The ABCDE-mnemonic is a popular method for early detection of melanomas. Nevi which meet one or more of the following criterions should undergo further evaluation using a reflected-light microscope (dermatoscopy).
- A (asymmetry) = asymmetrical shape
- B (border) = irregular margin and indistinct border
- C (color) = varying pigmentation
- D (diameter) = above 5 mm
- E (elevated, enlarging) = convexness and rapid increase in size
If a dermatoscopy confirms a primary tumor, a complete surgical excision with adequate surgical margins (0,5cm) is performed whereupon the excisional skin undergoes a subsequent histopathological examination. In case of histological confirmation of a malignant tumor, skin margins must be resected depending on the tumor’s thickness (see below) and depth of tumor invasion: A melanoma-in-situ (tumor does not penetrate the basal lamina) has to be removed including a safety margin of 0,5 cm (so no resection is necessary).

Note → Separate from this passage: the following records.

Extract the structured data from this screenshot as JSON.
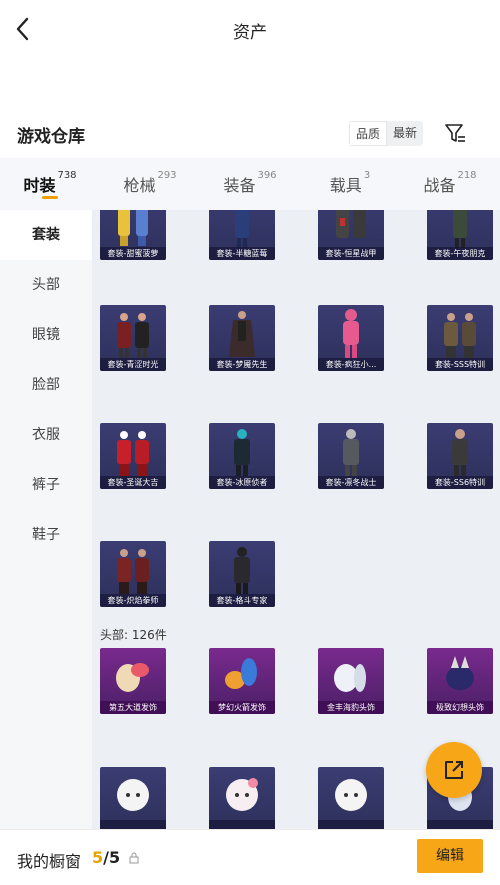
{
  "header": {
    "title": "资产"
  },
  "warehouse": {
    "title": "游戏仓库",
    "sort_options": [
      {
        "label": "品质",
        "active": true
      },
      {
        "label": "最新",
        "active": false
      }
    ]
  },
  "tabs": [
    {
      "label": "时装",
      "count": "738",
      "active": true
    },
    {
      "label": "枪械",
      "count": "293",
      "active": false
    },
    {
      "label": "装备",
      "count": "396",
      "active": false
    },
    {
      "label": "载具",
      "count": "3",
      "active": false
    },
    {
      "label": "战备",
      "count": "218",
      "active": false
    }
  ],
  "sidebar": {
    "items": [
      {
        "label": "套装",
        "active": true
      },
      {
        "label": "头部",
        "active": false
      },
      {
        "label": "眼镜",
        "active": false
      },
      {
        "label": "脸部",
        "active": false
      },
      {
        "label": "衣服",
        "active": false
      },
      {
        "label": "裤子",
        "active": false
      },
      {
        "label": "鞋子",
        "active": false
      }
    ]
  },
  "suits": [
    "套装-甜蜜菠萝",
    "套装-半糖蓝莓",
    "套装-恒星战甲",
    "套装-午夜朋克",
    "套装-青涩时光",
    "套装-梦魇先生",
    "套装-疯狂小...",
    "套装-SSS特训",
    "套装-圣诞大吉",
    "套装-冰原侦者",
    "套装-凛冬战士",
    "套装-SS6特训",
    "套装-炽焰拳师",
    "套装-格斗专家"
  ],
  "head_section": {
    "label": "头部: 126件",
    "items": [
      "第五大道发饰",
      "梦幻火箭发饰",
      "金丰海豹头饰",
      "极致幻想头饰",
      "",
      "",
      "",
      ""
    ]
  },
  "bottom": {
    "label": "我的橱窗",
    "count_current": "5",
    "count_sep": "/5",
    "edit_label": "编辑"
  },
  "colors": {
    "accent": "#f7a617",
    "card_dark": "#33356a",
    "card_purple": "#6a2580"
  }
}
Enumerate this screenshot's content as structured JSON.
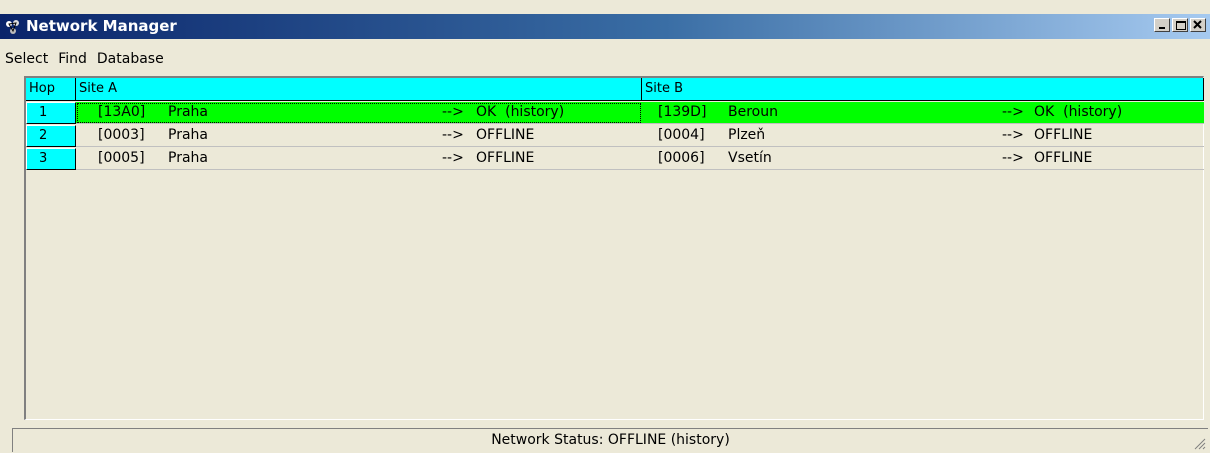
{
  "window": {
    "title": "Network Manager"
  },
  "menu": [
    "Select",
    "Find",
    "Database"
  ],
  "grid": {
    "headers": {
      "hop": "Hop",
      "site_a": "Site A",
      "site_b": "Site B"
    },
    "rows": [
      {
        "hop": "1",
        "a": {
          "code": "[13A0]",
          "name": "Praha",
          "arrow": "-->",
          "status": "OK  (history)"
        },
        "b": {
          "code": "[139D]",
          "name": "Beroun",
          "arrow": "-->",
          "status": "OK  (history)"
        }
      },
      {
        "hop": "2",
        "a": {
          "code": "[0003]",
          "name": "Praha",
          "arrow": "-->",
          "status": "OFFLINE"
        },
        "b": {
          "code": "[0004]",
          "name": "Plzeň",
          "arrow": "-->",
          "status": "OFFLINE"
        }
      },
      {
        "hop": "3",
        "a": {
          "code": "[0005]",
          "name": "Praha",
          "arrow": "-->",
          "status": "OFFLINE"
        },
        "b": {
          "code": "[0006]",
          "name": "Vsetín",
          "arrow": "-->",
          "status": "OFFLINE"
        }
      }
    ]
  },
  "status_bar": "Network Status: OFFLINE (history)",
  "colors": {
    "header_cyan": "#00ffff",
    "ok_green": "#00ff00",
    "window_bg": "#ece9d8"
  }
}
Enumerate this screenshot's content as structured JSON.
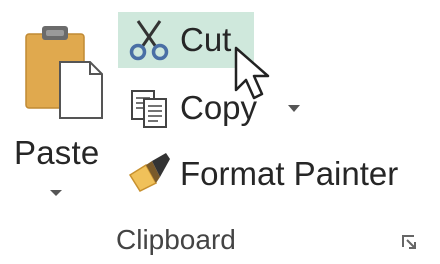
{
  "clipboard": {
    "group_label": "Clipboard",
    "paste": {
      "label": "Paste",
      "icon": "paste-icon"
    },
    "cut": {
      "label": "Cut",
      "icon": "scissors-icon",
      "state": "hover"
    },
    "copy": {
      "label": "Copy",
      "icon": "copy-icon"
    },
    "format_painter": {
      "label": "Format Painter",
      "icon": "paintbrush-icon"
    },
    "launcher_icon": "dialog-launcher-icon"
  },
  "colors": {
    "hover_bg": "#cfe8dc",
    "text": "#262626",
    "clipboard_body": "#e0a94e",
    "scissors": "#4a6fa5"
  }
}
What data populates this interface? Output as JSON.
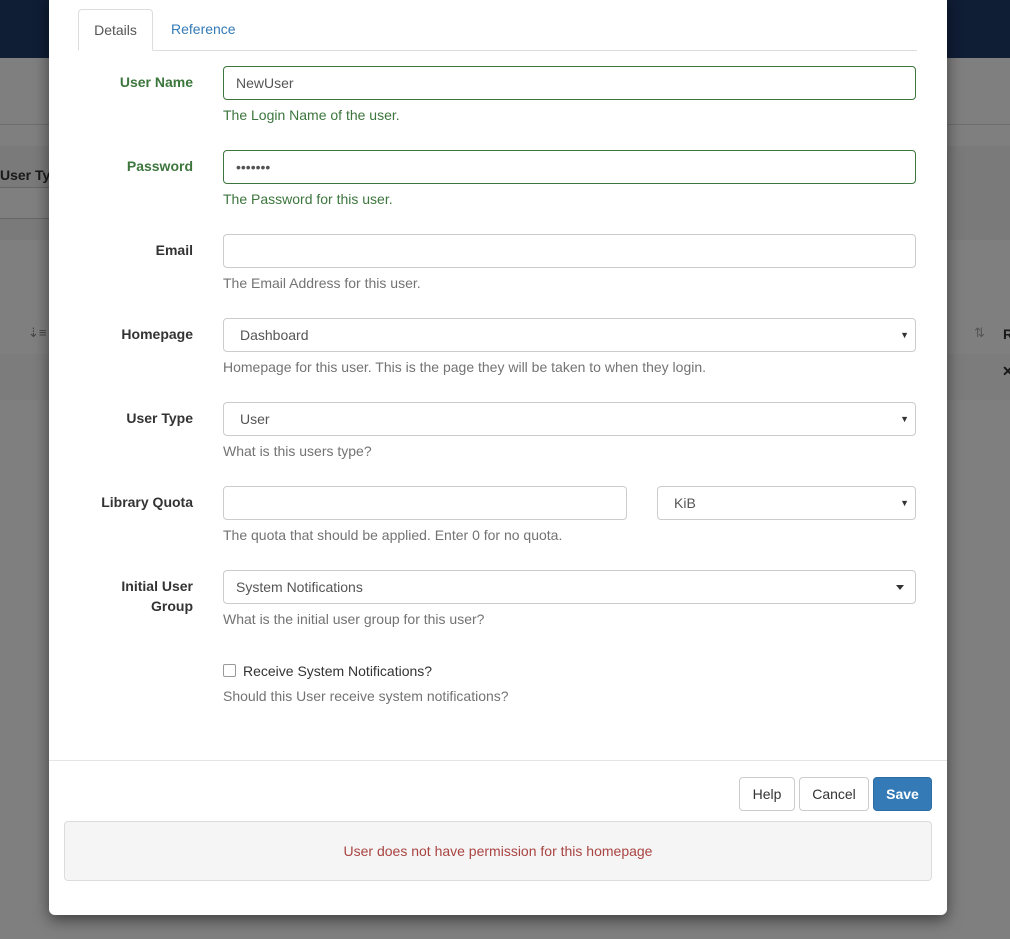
{
  "background": {
    "filter_label": "User Ty",
    "right_col_label": "R",
    "sort_icon": "sort-amount-icon",
    "row_action_icon": "close-icon"
  },
  "tabs": [
    {
      "label": "Details",
      "active": true
    },
    {
      "label": "Reference",
      "active": false
    }
  ],
  "form": {
    "username": {
      "label": "User Name",
      "value": "NewUser",
      "help": "The Login Name of the user."
    },
    "password": {
      "label": "Password",
      "value": "•••••••",
      "help": "The Password for this user."
    },
    "email": {
      "label": "Email",
      "value": "",
      "help": "The Email Address for this user."
    },
    "homepage": {
      "label": "Homepage",
      "value": "Dashboard",
      "help": "Homepage for this user. This is the page they will be taken to when they login."
    },
    "user_type": {
      "label": "User Type",
      "value": "User",
      "help": "What is this users type?"
    },
    "library_quota": {
      "label": "Library Quota",
      "value": "",
      "unit": "KiB",
      "help": "The quota that should be applied. Enter 0 for no quota."
    },
    "initial_group": {
      "label_line1": "Initial User",
      "label_line2": "Group",
      "value": "System Notifications",
      "help": "What is the initial user group for this user?"
    },
    "notifications": {
      "label": "Receive System Notifications?",
      "checked": false,
      "help": "Should this User receive system notifications?"
    }
  },
  "buttons": {
    "help": "Help",
    "cancel": "Cancel",
    "save": "Save"
  },
  "alert": "User does not have permission for this homepage",
  "colors": {
    "success": "#3c763d",
    "primary": "#337ab7",
    "error": "#a94442",
    "header": "#1f3a6b"
  }
}
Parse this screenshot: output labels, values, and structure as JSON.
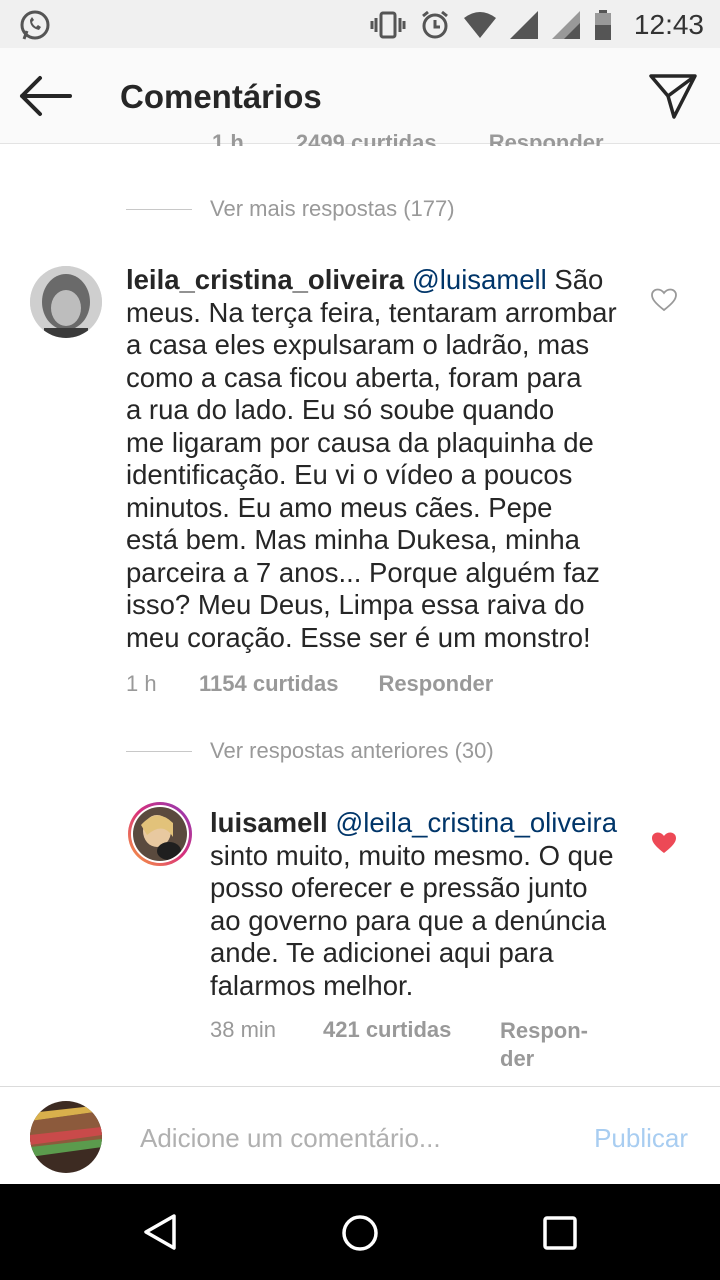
{
  "status_bar": {
    "time": "12:43"
  },
  "header": {
    "title": "Comentários"
  },
  "partial_meta": {
    "time": "1 h",
    "likes": "2499 curtidas",
    "reply": "Responder"
  },
  "more_replies_1": "Ver mais respostas (177)",
  "comment_1": {
    "username": "leila_cristina_oliveira",
    "mention": "@luisamell",
    "lines": [
      "São",
      "meus. Na terça feira, tentaram arrombar",
      "a casa eles expulsaram o ladrão, mas",
      "como a casa ficou aberta, foram para",
      "a rua do lado. Eu só soube quando",
      "me ligaram por causa da plaquinha de",
      "identificação. Eu vi o vídeo a poucos",
      "minutos. Eu amo meus cães. Pepe",
      "está bem. Mas minha Dukesa, minha",
      "parceira a 7 anos... Porque alguém faz",
      "isso? Meu Deus, Limpa essa raiva do",
      "meu coração. Esse ser é um monstro!"
    ],
    "time": "1 h",
    "likes": "1154 curtidas",
    "reply": "Responder",
    "liked": false
  },
  "previous_replies": "Ver respostas anteriores (30)",
  "comment_2": {
    "username": "luisamell",
    "mention": "@leila_cristina_oliveira",
    "lines": [
      "sinto muito, muito mesmo. O que",
      "posso oferecer e pressão junto",
      "ao governo para que a denúncia",
      "ande. Te adicionei aqui para",
      "falarmos melhor."
    ],
    "time": "38 min",
    "likes": "421 curtidas",
    "reply_line1": "Respon-",
    "reply_line2": "der",
    "liked": true
  },
  "input": {
    "placeholder": "Adicione um comentário...",
    "publish_label": "Publicar"
  },
  "colors": {
    "liked_heart": "#ed4956",
    "mention": "#003569",
    "publish": "#a8cdf1"
  }
}
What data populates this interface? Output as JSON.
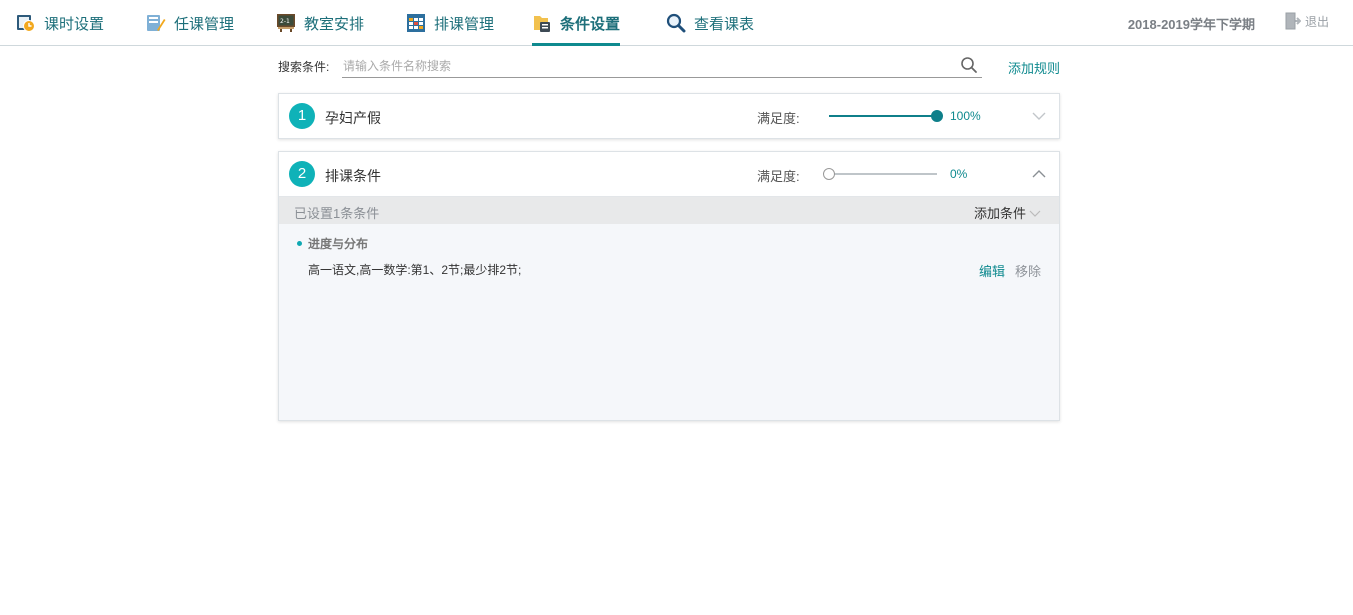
{
  "nav": {
    "items": [
      {
        "label": "课时设置",
        "icon": "clock-settings-icon"
      },
      {
        "label": "任课管理",
        "icon": "teacher-assign-icon"
      },
      {
        "label": "教室安排",
        "icon": "classroom-board-icon"
      },
      {
        "label": "排课管理",
        "icon": "schedule-grid-icon"
      },
      {
        "label": "条件设置",
        "icon": "condition-folder-icon"
      },
      {
        "label": "查看课表",
        "icon": "magnifier-icon"
      }
    ],
    "active_index": 4,
    "term": "2018-2019学年下学期",
    "logout": "退出"
  },
  "search": {
    "label": "搜索条件:",
    "placeholder": "请输入条件名称搜索",
    "value": "",
    "add_rule": "添加规则"
  },
  "rules": [
    {
      "number": "1",
      "name": "孕妇产假",
      "satisfaction_label": "满足度:",
      "satisfaction": 1.0,
      "satisfaction_text": "100%",
      "expanded": false
    },
    {
      "number": "2",
      "name": "排课条件",
      "satisfaction_label": "满足度:",
      "satisfaction": 0.0,
      "satisfaction_text": "0%",
      "expanded": true
    }
  ],
  "rule_body": {
    "count_text": "已设置1条条件",
    "add_condition": "添加条件",
    "conditions": [
      {
        "title": "进度与分布",
        "detail": "高一语文,高一数学:第1、2节;最少排2节;",
        "edit": "编辑",
        "remove": "移除"
      }
    ]
  },
  "colors": {
    "accent": "#0f8a8f",
    "badge": "#0fb2b8",
    "nav_text": "#1d6f7a"
  }
}
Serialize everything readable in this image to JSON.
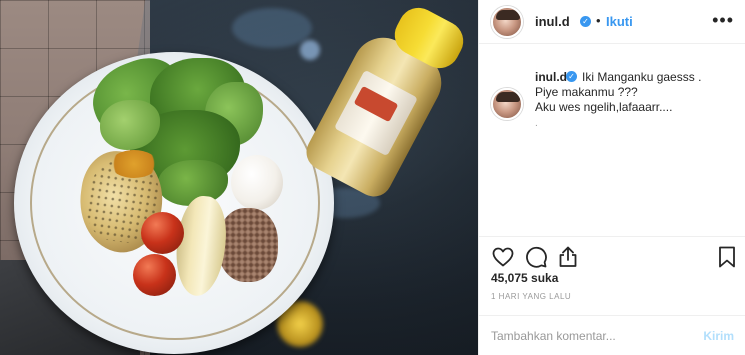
{
  "post": {
    "username": "inul.d",
    "follow_label": "Ikuti",
    "dot_separator": "•",
    "more_label": "•••",
    "verified_glyph": "✓"
  },
  "caption": {
    "username": "inul.d",
    "lines": [
      "Iki Manganku gaesss .",
      "Piye makanmu ???",
      "Aku wes ngelih,lafaaarr....",
      "."
    ]
  },
  "actions": {
    "icons": [
      "heart-icon",
      "comment-icon",
      "share-icon",
      "bookmark-icon"
    ]
  },
  "likes_text": "45,075 suka",
  "timestamp": "1 HARI YANG LALU",
  "comment": {
    "placeholder": "Tambahkan komentar...",
    "post_label": "Kirim"
  },
  "colors": {
    "accent": "#3897f0",
    "post_disabled": "#b2dffc",
    "text": "#262626",
    "muted": "#999999",
    "border": "#efefef"
  }
}
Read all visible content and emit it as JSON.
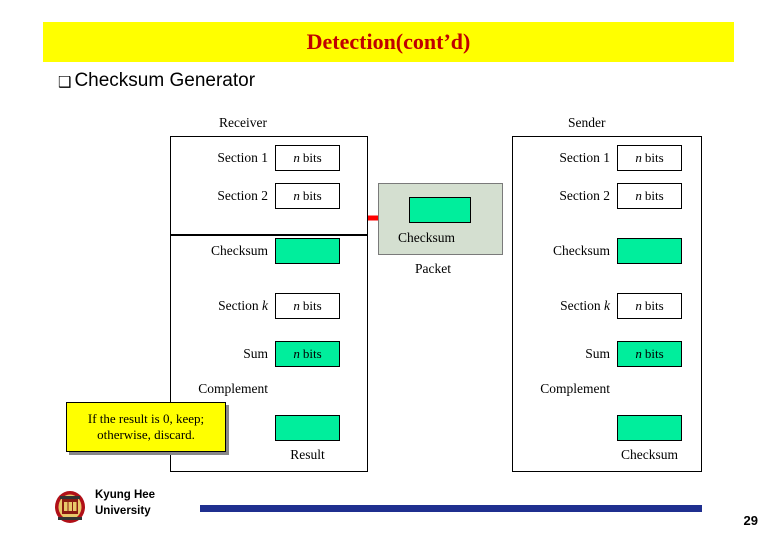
{
  "slide": {
    "title": "Detection(cont’d)",
    "title_bg": "#ffff00",
    "title_color": "#c00000",
    "bullet": {
      "marker": "❑",
      "text": "Checksum Generator"
    }
  },
  "figure": {
    "labels": {
      "receiver": "Receiver",
      "sender": "Sender",
      "packet": "Packet"
    },
    "sender": {
      "rows": [
        {
          "label": "Section 1",
          "value": "n bits",
          "value_style": "italic-n",
          "filled": false
        },
        {
          "label": "Section 2",
          "value": "n bits",
          "value_style": "italic-n",
          "filled": false
        },
        {
          "label": "Checksum",
          "value": "",
          "value_style": "blank",
          "filled": true
        },
        {
          "label": "Section k",
          "value": "n bits",
          "value_style": "italic-k-n",
          "filled": false
        },
        {
          "label": "Sum",
          "value": "n bits",
          "value_style": "italic-n",
          "filled": true
        },
        {
          "label": "Complement",
          "value": "",
          "value_style": "blank",
          "filled": true
        },
        {
          "label": "Checksum",
          "value": "",
          "value_style": "caption",
          "filled": false
        }
      ]
    },
    "receiver": {
      "rows": [
        {
          "label": "Section 1",
          "value": "n bits",
          "value_style": "italic-n",
          "filled": false
        },
        {
          "label": "Section 2",
          "value": "n bits",
          "value_style": "italic-n",
          "filled": false
        },
        {
          "label": "Checksum",
          "value": "",
          "value_style": "blank",
          "filled": true
        },
        {
          "label": "Section k",
          "value": "n bits",
          "value_style": "italic-k-n",
          "filled": false
        },
        {
          "label": "Sum",
          "value": "n bits",
          "value_style": "italic-n",
          "filled": true
        },
        {
          "label": "Complement",
          "value": "",
          "value_style": "blank",
          "filled": true
        },
        {
          "label": "Result",
          "value": "",
          "value_style": "caption",
          "filled": false
        }
      ]
    },
    "packet": {
      "caption": "Checksum"
    },
    "note": {
      "line1": "If the result is 0, keep;",
      "line2": "otherwise, discard."
    },
    "colors": {
      "green_fill": "#00ee9c",
      "packet_fill": "#d4dfd0",
      "arrow_red": "#ff0000",
      "note_fill": "#ffff00"
    }
  },
  "footer": {
    "university_line1": "Kyung Hee",
    "university_line2": "University",
    "page_number": "29",
    "rule_color": "#1f2f8f"
  }
}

For a melanoma that has grown across the basal lamina, the following safety margins apply (according to the S3-guideline):
- tumor thickness < 1-2 mm: 1 cm
- tumor thickness > 2 mm to 4 mm: 2 cm
Note: Breslow’s depth is defined as the histologically determined depth of infiltration in mm, starting from the granular layer of the epidermis. It is a determining criterion for the prognosis of the melanoma and defines the T-stage of TNM-classification.
After histological analysis of a malignant melanoma is completed, clinical staging should follow, whose extent is determined by histopathological findings. It includes the search for lymph node metastases using lymph node sonography, a chest X-ray in two planes, an abdominal sonography and a skeletal scintigraphy. For the exclusion of distant metastases a whole-body CT and MRI should be considered.
Therapy of choice for malignant melanoma is surgical excision. Adjuvant therapy does not yield higher survival rates. However, patients in progressed tumor stages may benefit from adjuvant immunotherapy using interferon-alpha.
Present metastases are to be treated using adequate methods (i.e. surgical resection, radiotherapy).
Immunotherapy: The latest greatest innovation in the therapy of melanoma is immunomodulation. The monoclonal antibody Ipilimumab has been accredited since 2011. Ipilimumab reinforces the body’s own immune reaction against tumor cells by blocking their receptors, which induces a down-regulation of the immune response. This way, a tolerance, which the body establishes against the growing tumor cells, is impaired. A similar mechanism is used by the PD1-inhibitor Nivulomab. According to current data (ongoing trials), the combination of Nivolumab and Ipilimumab seems to be promising, but also shows significant side effects.
- Early lymphogeneous spreading
- Most commonly located on women’s thighs or on men’s torsos.
- ABCDE-mnemonic helps in early recognition.
- T-stage is defined by Breslow’s depth.
- Excision is therapy of choice, safety margin depends on the tumor’s depth.